Keputihan yang fisiologis terjadi pada:
1. Bayi baru lahir kira-kira 10 hari, hal ini karena pengaruh hormon estrogen dan progesteron
sang ibu.
2. Masa sekitar menarche atau pertama kali datang haid.
3. Setiap wanita dewasa yang mengalami kegairahan seksual, ini berkaitan dengan kesiapan
vagina untuk menerima penetrasi saat senggama.
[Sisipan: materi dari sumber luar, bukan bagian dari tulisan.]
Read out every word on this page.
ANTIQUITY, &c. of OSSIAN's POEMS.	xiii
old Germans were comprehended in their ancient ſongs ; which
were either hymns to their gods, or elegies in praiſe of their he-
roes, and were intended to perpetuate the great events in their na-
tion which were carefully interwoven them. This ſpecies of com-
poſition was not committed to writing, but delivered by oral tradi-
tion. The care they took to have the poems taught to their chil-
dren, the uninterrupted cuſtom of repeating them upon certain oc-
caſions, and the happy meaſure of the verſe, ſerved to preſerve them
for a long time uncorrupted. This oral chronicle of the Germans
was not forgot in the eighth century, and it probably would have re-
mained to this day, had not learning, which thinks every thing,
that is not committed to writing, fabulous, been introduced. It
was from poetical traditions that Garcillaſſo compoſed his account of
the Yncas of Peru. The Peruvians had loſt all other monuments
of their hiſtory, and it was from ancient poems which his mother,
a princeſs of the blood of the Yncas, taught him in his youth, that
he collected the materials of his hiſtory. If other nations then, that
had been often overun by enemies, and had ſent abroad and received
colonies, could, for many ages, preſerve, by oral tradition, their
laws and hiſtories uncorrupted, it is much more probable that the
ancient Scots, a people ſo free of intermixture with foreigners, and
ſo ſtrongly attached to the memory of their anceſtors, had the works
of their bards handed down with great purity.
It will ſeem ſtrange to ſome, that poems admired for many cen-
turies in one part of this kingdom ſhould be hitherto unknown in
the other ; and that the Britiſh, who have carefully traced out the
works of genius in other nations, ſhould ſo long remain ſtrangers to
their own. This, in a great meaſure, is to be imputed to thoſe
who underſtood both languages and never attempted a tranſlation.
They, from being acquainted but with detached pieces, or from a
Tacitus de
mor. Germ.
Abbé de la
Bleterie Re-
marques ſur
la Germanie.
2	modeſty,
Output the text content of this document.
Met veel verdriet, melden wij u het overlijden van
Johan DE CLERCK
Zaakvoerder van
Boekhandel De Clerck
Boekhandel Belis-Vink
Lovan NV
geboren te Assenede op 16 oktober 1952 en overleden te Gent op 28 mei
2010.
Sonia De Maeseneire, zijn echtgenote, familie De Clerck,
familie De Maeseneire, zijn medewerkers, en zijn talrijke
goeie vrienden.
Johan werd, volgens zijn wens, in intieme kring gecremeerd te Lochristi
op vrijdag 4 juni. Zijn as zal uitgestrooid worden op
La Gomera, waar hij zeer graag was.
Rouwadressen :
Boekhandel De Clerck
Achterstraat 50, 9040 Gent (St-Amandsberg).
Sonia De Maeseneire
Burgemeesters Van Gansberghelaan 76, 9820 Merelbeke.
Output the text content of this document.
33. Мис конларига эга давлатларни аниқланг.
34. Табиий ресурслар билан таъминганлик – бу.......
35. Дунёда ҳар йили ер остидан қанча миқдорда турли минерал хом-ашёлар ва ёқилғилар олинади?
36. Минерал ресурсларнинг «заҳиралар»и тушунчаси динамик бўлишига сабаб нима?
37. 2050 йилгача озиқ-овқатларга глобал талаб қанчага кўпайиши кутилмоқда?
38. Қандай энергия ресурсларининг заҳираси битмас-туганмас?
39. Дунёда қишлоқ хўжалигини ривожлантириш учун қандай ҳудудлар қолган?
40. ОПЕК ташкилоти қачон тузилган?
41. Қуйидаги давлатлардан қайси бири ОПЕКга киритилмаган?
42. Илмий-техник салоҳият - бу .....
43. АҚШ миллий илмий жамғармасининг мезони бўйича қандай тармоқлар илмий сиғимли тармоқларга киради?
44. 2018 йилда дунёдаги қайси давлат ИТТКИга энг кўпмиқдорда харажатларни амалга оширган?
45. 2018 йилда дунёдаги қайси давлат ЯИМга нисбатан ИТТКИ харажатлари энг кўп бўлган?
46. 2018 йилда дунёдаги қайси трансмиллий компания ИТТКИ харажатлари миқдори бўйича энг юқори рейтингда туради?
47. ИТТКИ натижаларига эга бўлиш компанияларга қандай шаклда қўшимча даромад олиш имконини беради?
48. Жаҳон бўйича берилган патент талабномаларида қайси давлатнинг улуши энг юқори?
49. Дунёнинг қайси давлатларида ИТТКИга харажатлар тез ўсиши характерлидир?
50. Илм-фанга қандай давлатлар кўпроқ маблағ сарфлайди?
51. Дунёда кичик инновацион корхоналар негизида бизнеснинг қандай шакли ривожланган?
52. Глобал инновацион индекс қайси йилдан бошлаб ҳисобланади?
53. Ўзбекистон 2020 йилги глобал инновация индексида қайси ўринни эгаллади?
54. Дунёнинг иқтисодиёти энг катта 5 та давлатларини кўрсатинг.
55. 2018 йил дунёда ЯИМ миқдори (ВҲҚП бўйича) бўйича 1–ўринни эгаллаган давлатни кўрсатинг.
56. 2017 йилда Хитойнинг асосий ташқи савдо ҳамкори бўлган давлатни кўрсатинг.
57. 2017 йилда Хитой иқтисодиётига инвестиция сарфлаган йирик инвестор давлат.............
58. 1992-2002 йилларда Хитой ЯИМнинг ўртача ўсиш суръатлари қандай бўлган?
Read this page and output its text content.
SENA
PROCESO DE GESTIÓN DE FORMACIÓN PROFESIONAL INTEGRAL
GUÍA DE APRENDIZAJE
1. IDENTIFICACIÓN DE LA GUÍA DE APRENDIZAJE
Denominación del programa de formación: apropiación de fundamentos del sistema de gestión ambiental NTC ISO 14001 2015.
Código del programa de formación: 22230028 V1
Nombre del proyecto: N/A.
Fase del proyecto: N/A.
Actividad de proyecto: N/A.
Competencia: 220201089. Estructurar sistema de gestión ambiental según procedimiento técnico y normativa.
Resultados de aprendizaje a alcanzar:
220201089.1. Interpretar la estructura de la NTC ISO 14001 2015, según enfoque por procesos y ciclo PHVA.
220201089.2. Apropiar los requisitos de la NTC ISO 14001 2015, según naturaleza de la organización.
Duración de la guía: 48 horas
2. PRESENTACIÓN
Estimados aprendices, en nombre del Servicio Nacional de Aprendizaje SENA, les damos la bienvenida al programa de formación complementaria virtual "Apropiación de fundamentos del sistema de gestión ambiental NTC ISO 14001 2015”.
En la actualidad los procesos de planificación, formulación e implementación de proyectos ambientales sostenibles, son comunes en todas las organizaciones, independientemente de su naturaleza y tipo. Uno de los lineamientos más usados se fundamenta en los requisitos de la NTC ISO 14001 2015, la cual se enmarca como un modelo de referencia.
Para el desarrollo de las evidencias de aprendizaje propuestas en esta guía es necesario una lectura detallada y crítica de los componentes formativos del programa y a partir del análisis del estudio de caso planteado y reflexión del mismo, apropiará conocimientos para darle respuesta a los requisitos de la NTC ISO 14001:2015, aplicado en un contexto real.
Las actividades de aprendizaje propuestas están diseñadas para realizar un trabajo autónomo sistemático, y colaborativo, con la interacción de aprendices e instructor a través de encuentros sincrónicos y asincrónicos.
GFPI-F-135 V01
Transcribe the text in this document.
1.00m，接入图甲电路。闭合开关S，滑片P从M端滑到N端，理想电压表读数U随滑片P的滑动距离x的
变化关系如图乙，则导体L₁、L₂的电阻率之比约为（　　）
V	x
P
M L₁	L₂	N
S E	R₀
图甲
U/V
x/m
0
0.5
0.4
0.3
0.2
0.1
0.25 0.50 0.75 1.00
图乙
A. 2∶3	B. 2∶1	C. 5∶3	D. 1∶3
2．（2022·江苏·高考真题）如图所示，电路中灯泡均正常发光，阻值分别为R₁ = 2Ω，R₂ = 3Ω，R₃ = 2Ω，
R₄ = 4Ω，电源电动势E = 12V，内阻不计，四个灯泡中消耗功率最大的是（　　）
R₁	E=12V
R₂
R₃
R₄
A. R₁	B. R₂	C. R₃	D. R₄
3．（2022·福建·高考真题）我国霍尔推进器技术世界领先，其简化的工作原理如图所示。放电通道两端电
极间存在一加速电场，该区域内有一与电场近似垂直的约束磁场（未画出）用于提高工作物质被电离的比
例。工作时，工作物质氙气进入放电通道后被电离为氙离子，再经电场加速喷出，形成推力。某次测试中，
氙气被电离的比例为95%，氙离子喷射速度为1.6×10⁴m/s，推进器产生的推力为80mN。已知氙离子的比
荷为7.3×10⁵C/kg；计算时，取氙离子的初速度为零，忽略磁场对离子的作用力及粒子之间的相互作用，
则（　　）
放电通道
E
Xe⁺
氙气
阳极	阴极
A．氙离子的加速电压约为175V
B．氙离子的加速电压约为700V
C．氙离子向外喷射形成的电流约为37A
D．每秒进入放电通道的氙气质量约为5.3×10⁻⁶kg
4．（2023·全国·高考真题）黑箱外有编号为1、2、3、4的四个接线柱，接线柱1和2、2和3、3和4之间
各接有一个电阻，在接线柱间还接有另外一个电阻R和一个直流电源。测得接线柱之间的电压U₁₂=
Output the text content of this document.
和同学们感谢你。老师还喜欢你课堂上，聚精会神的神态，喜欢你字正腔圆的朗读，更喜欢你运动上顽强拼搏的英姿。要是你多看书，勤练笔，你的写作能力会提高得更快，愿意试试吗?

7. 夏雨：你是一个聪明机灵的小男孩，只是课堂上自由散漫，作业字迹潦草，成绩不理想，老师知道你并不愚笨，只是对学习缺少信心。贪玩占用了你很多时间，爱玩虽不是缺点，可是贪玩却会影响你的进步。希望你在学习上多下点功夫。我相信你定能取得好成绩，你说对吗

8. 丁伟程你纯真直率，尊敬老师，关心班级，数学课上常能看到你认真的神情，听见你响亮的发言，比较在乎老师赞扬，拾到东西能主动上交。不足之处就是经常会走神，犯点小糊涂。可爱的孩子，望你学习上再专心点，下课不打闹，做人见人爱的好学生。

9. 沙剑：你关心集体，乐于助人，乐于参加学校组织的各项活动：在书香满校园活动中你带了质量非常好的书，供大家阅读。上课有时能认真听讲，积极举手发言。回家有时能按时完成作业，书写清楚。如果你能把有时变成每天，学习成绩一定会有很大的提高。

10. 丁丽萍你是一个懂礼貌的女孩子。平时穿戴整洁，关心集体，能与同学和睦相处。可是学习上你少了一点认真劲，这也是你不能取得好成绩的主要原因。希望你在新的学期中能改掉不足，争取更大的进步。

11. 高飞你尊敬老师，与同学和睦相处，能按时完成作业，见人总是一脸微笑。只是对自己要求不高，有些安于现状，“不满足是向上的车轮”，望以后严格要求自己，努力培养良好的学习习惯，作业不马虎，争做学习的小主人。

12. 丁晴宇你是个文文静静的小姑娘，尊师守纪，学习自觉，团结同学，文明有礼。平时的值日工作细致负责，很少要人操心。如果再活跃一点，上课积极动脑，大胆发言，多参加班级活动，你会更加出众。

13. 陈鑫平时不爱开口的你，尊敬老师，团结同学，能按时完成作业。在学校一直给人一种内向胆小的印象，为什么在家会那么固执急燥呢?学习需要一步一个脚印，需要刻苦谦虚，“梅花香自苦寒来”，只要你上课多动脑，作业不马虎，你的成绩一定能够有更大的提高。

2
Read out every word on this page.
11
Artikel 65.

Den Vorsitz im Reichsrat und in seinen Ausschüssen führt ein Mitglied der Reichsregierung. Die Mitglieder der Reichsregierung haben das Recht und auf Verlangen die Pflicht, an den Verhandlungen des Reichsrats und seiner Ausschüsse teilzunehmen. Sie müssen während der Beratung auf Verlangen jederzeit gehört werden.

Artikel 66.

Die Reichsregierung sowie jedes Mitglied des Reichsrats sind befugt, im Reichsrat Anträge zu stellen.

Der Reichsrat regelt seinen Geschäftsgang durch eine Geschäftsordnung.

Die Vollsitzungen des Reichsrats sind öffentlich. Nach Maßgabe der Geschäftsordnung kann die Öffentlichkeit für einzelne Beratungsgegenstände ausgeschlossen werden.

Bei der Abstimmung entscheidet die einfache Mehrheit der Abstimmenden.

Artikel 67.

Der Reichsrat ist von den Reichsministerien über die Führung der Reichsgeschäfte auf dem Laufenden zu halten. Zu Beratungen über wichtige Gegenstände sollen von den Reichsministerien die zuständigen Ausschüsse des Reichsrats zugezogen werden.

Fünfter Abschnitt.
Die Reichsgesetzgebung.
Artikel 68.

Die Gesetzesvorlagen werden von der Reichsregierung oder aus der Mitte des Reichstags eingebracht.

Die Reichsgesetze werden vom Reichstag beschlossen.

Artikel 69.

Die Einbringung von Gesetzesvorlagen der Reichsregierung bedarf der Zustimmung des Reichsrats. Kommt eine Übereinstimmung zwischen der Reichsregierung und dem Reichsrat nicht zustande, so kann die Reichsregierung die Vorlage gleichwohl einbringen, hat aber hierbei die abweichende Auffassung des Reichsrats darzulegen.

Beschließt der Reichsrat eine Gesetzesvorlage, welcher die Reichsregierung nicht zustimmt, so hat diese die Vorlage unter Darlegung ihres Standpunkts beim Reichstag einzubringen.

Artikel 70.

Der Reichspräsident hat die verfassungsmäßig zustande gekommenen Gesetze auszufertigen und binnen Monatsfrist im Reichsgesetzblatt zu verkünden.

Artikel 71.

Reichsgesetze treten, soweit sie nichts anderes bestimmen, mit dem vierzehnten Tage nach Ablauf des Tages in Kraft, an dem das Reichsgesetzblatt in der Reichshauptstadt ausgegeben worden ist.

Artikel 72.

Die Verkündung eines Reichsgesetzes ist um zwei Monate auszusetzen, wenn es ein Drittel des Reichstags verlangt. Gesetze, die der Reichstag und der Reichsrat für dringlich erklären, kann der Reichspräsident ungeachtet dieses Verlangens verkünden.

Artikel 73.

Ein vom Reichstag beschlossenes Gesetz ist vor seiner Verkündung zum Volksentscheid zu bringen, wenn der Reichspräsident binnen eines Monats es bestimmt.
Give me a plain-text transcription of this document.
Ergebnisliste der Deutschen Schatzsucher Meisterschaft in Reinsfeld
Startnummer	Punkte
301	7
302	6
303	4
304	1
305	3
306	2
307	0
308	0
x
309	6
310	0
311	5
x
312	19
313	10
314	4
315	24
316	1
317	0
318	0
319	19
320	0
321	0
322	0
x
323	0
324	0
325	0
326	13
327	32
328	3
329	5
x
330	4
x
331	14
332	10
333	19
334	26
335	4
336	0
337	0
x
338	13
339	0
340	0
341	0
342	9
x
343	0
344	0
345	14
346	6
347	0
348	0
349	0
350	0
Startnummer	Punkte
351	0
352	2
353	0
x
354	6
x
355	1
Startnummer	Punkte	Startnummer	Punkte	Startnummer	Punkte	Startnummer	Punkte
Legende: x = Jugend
4. Masa sekitar ovulasi karena produksi kelenjar-kelenjar mulut rahim.Kehamilan yang
menyebabkan peningkatan suplai darah ke daerah vagina dan mulut rahim, serta penebalan
dan melunaknya selaput lendir vagina.
Patologis
Empat kondisi patologis yang umum dikaitkan dengan keputihan: bacterial vaginosis (BV),
aerobik vaginitis (AV), candidosis, dan infeksi menular seksual, trikomoniasis. Infeksi servik
oleh klamidia atau gonokokal dapat menyebabkan keputihan. Keputihan dapat disebabkan oleh
berbagai kondisi fisiologis dan patologis lainnya termasuk vaginitis atrofi, deskuamatif inflamasi
vaginitis (DIV), servisitis, dan ektopi mukoid. Masalah psikoseksual dapat muncul dengan
episode berulang keputihan. Ini perlu dipertimbangkan jika tes untuk infeksi spesifik negatif.
Banyak gejala dan tanda yang tidak spesifik dan sejumlah wanita mungkin memiliki kondisi lain
seperti dermatosis vulva atau reaksi alergi dan iritasi.